Bed bugs are a major menace. They enter your home through clothing, luggage, used furniture, and other personal items. These tiny hitchhikers then find a place to lay low until nightfall, hiding behind baseboards, around bedding and furniture, and in cracks and crevices. Come dark, the bloodsuckers emerge for a midnight snack. Getting rid of bed bugs is not always easy, especially if an infestation has already developed. The good news is that they can be controlled through a combination of techniques. Here’s how to get started dealing with bed bugs at home.
Controlling Bed Bugs at Home
1. Target Infected Areas
While bed bugs can be found in virtually any room of a house, their primary location is the bedroom. Most infestations begin in one room and spread slowly to other areas of the home, especially rooms where people sleep. Low-level infestations are more challenging to locate and identify. In some cases, bed bugs are mistaken as other common household insects, such as carpet beetles. Look for infestations in places where the parasites hide most often, such as around the bed, the tags and seams of a mattress or box spring, near piping, and in cracks on the headboard or bed frame.
2. Perform an Inspection
Once you’ve located the infected rooms, you’ll want to perform an inspection to make sure that you’re dealing with bed bugs and not some other insect. While bed bugs typically still hidden, they often leave behind evidence of their presence. Look for bed bug skins, shells or exoskeletons. You may also notice miniscule fecal stains on your bedding or mattress. There may also be blood stains on pajamas and bedding. Another major indicator of bed bugs are bites on the skin. Bed bug bites typically appear as raised, red welts or a rash across a localized area. The bites may also burn or itch.
3. Develop a Strategy
To ensure that you follow proper protocol from start to finish, you’ll want to develop a strategy as you go forward in the bug removal process. Jot down important information on a piece of paper or calendar to keep you informed on your progress. Write down the dates you find and treat bugs, as well as the location where you find them. After you have treated the bugs, you’ll want to monitor your home for several more months. If you fail to remove all the bed bugs, the infestation can grow again and the treatment will need to be redone.

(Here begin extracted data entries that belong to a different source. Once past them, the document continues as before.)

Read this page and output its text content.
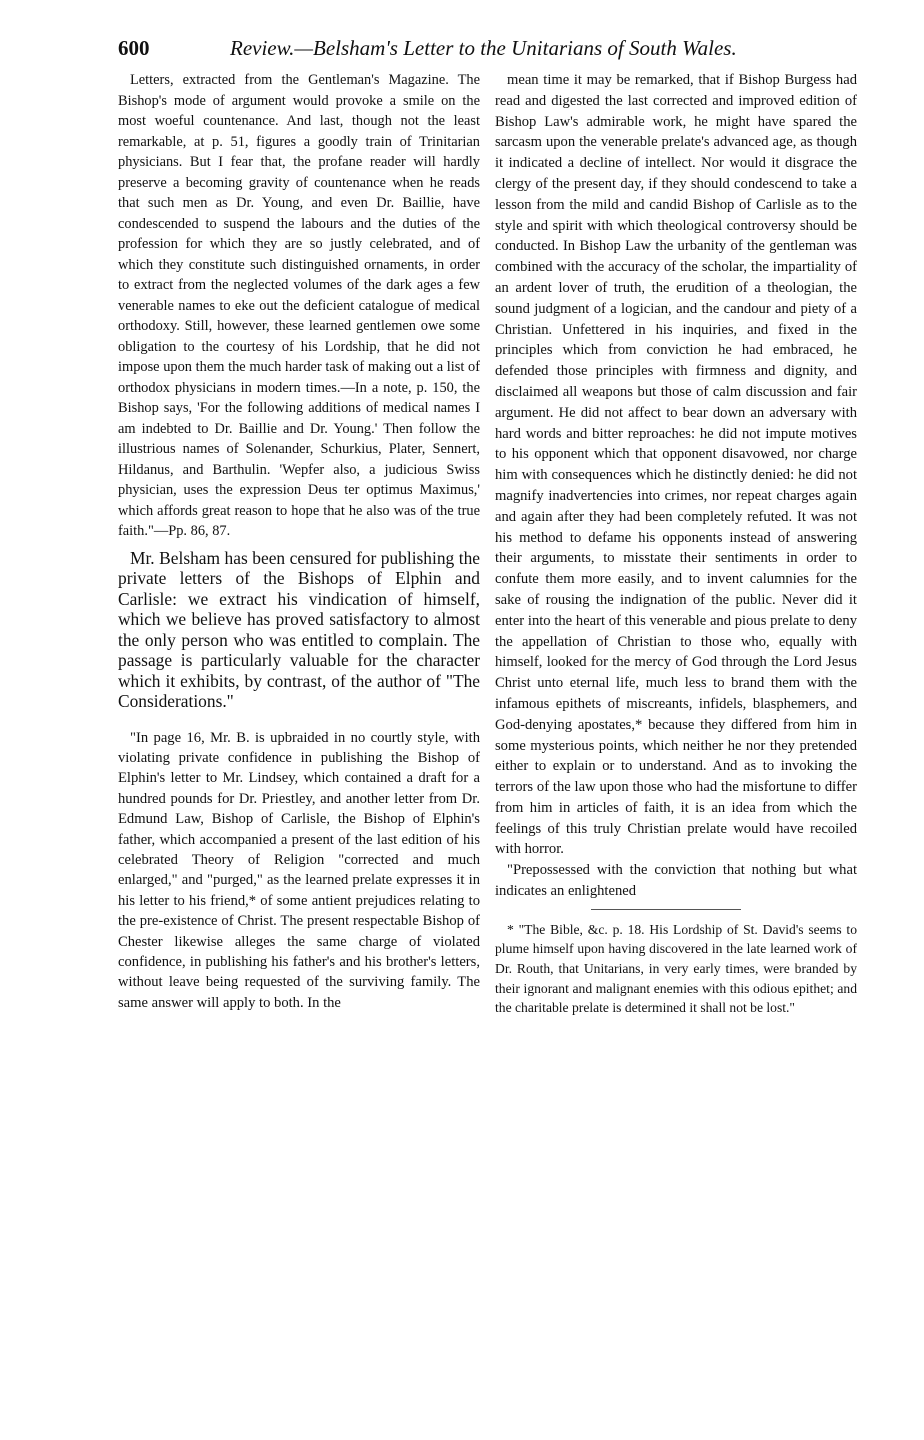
600	Review.—Belsham's Letter to the Unitarians of South Wales.

Letters, extracted from the Gentleman's Magazine. The Bishop's mode of argument would provoke a smile on the most woeful countenance. And last, though not the least remarkable, at p. 51, figures a goodly train of Trinitarian physicians. But I fear that, the profane reader will hardly preserve a becoming gravity of countenance when he reads that such men as Dr. Young, and even Dr. Baillie, have condescended to suspend the labours and the duties of the profession for which they are so justly celebrated, and of which they constitute such distinguished ornaments, in order to extract from the neglected volumes of the dark ages a few venerable names to eke out the deficient catalogue of medical orthodoxy. Still, however, these learned gentlemen owe some obligation to the courtesy of his Lordship, that he did not impose upon them the much harder task of making out a list of orthodox physicians in modern times.—In a note, p. 150, the Bishop says, 'For the following additions of medical names I am indebted to Dr. Baillie and Dr. Young.' Then follow the illustrious names of Solenander, Schurkius, Plater, Sennert, Hildanus, and Barthulin. 'Wepfer also, a judicious Swiss physician, uses the expression Deus ter optimus Maximus,' which affords great reason to hope that he also was of the true faith."—Pp. 86, 87.

Mr. Belsham has been censured for publishing the private letters of the Bishops of Elphin and Carlisle: we extract his vindication of himself, which we believe has proved satisfactory to almost the only person who was entitled to complain. The passage is particularly valuable for the character which it exhibits, by contrast, of the author of "The Considerations."

"In page 16, Mr. B. is upbraided in no courtly style, with violating private confidence in publishing the Bishop of Elphin's letter to Mr. Lindsey, which contained a draft for a hundred pounds for Dr. Priestley, and another letter from Dr. Edmund Law, Bishop of Carlisle, the Bishop of Elphin's father, which accompanied a present of the last edition of his celebrated Theory of Religion "corrected and much enlarged," and "purged," as the learned prelate expresses it in his letter to his friend,* of some antient prejudices relating to the pre-existence of Christ. The present respectable Bishop of Chester likewise alleges the same charge of violated confidence, in publishing his father's and his brother's letters, without leave being requested of the surviving family. The same answer will apply to both. In the

mean time it may be remarked, that if Bishop Burgess had read and digested the last corrected and improved edition of Bishop Law's admirable work, he might have spared the sarcasm upon the venerable prelate's advanced age, as though it indicated a decline of intellect. Nor would it disgrace the clergy of the present day, if they should condescend to take a lesson from the mild and candid Bishop of Carlisle as to the style and spirit with which theological controversy should be conducted. In Bishop Law the urbanity of the gentleman was combined with the accuracy of the scholar, the impartiality of an ardent lover of truth, the erudition of a theologian, the sound judgment of a logician, and the candour and piety of a Christian. Unfettered in his inquiries, and fixed in the principles which from conviction he had embraced, he defended those principles with firmness and dignity, and disclaimed all weapons but those of calm discussion and fair argument. He did not affect to bear down an adversary with hard words and bitter reproaches: he did not impute motives to his opponent which that opponent disavowed, nor charge him with consequences which he distinctly denied: he did not magnify inadvertencies into crimes, nor repeat charges again and again after they had been completely refuted. It was not his method to defame his opponents instead of answering their arguments, to misstate their sentiments in order to confute them more easily, and to invent calumnies for the sake of rousing the indignation of the public. Never did it enter into the heart of this venerable and pious prelate to deny the appellation of Christian to those who, equally with himself, looked for the mercy of God through the Lord Jesus Christ unto eternal life, much less to brand them with the infamous epithets of miscreants, infidels, blasphemers, and God-denying apostates,* because they differed from him in some mysterious points, which neither he nor they pretended either to explain or to understand. And as to invoking the terrors of the law upon those who had the misfortune to differ from him in articles of faith, it is an idea from which the feelings of this truly Christian prelate would have recoiled with horror.

"Prepossessed with the conviction that nothing but what indicates an enlightened

* "The Bible, &c. p. 18. His Lordship of St. David's seems to plume himself upon having discovered in the late learned work of Dr. Routh, that Unitarians, in very early times, were branded by their ignorant and malignant enemies with this odious epithet; and the charitable prelate is determined it shall not be lost."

4. Contain the Infestation
If you’ve determined that you do in fact have bed bugs, you’ll want to develop a strategy to contain the infestation. As the insects are most likely linked to your bed, you’ll want to isolate your bed from the rest of the house. Begin by stripping and vacuuming both the mattress and box spring. Encase the bed in a bug-proof encasement, and double bag your bedding and wash it in hot water. If possible, install bed bug interceptors under the feet of the bedframe. These interceptors prevent the bugs from climbing onto your bed. If the infestation has spread to other rooms, you may need to call in the professionals for help.
5. Prepare for Treatment
Whether you’ve decided to treat the bed bugs on your own or hire a pest management professional to eliminate the insects for you, you’ll need to properly prepare. Controlling bed bugs at home means going through each section of the home to remove clutter where insects hide, cleaning well to ensure a hygienic environment, and eliminating all possible bed bug habitats. By getting your home thoroughly clean and clutter-free, all of the bed bugs can be located and eliminated.
6. Perform Bed Bug Removal
If you plan on removing the bed bugs yourself, you have several options. Insecticides are one choice, but are not always effective. While commercial insecticides may kill bed bugs upon direct contact, they won’t affect hidden insects. Foggers are also mostly ineffective against bed bugs, as aerosols don’t reach bugs hidden in small cracks and crevices. If you are against chemical treatment, consider hiring a professional to complete a heat treatment. Heat treatments use hot water to kill bed bugs without the use of harmful toxins or chemicals.
While not always possible, you can reduce your chance of developing an infestation by catching a bed bug problem early on. Take caution when bringing secondhand items into your home and when returning from public sleep establishments like lodges and hotels. Routine bed bug inspections are also an effective method to prevent infestations in the future.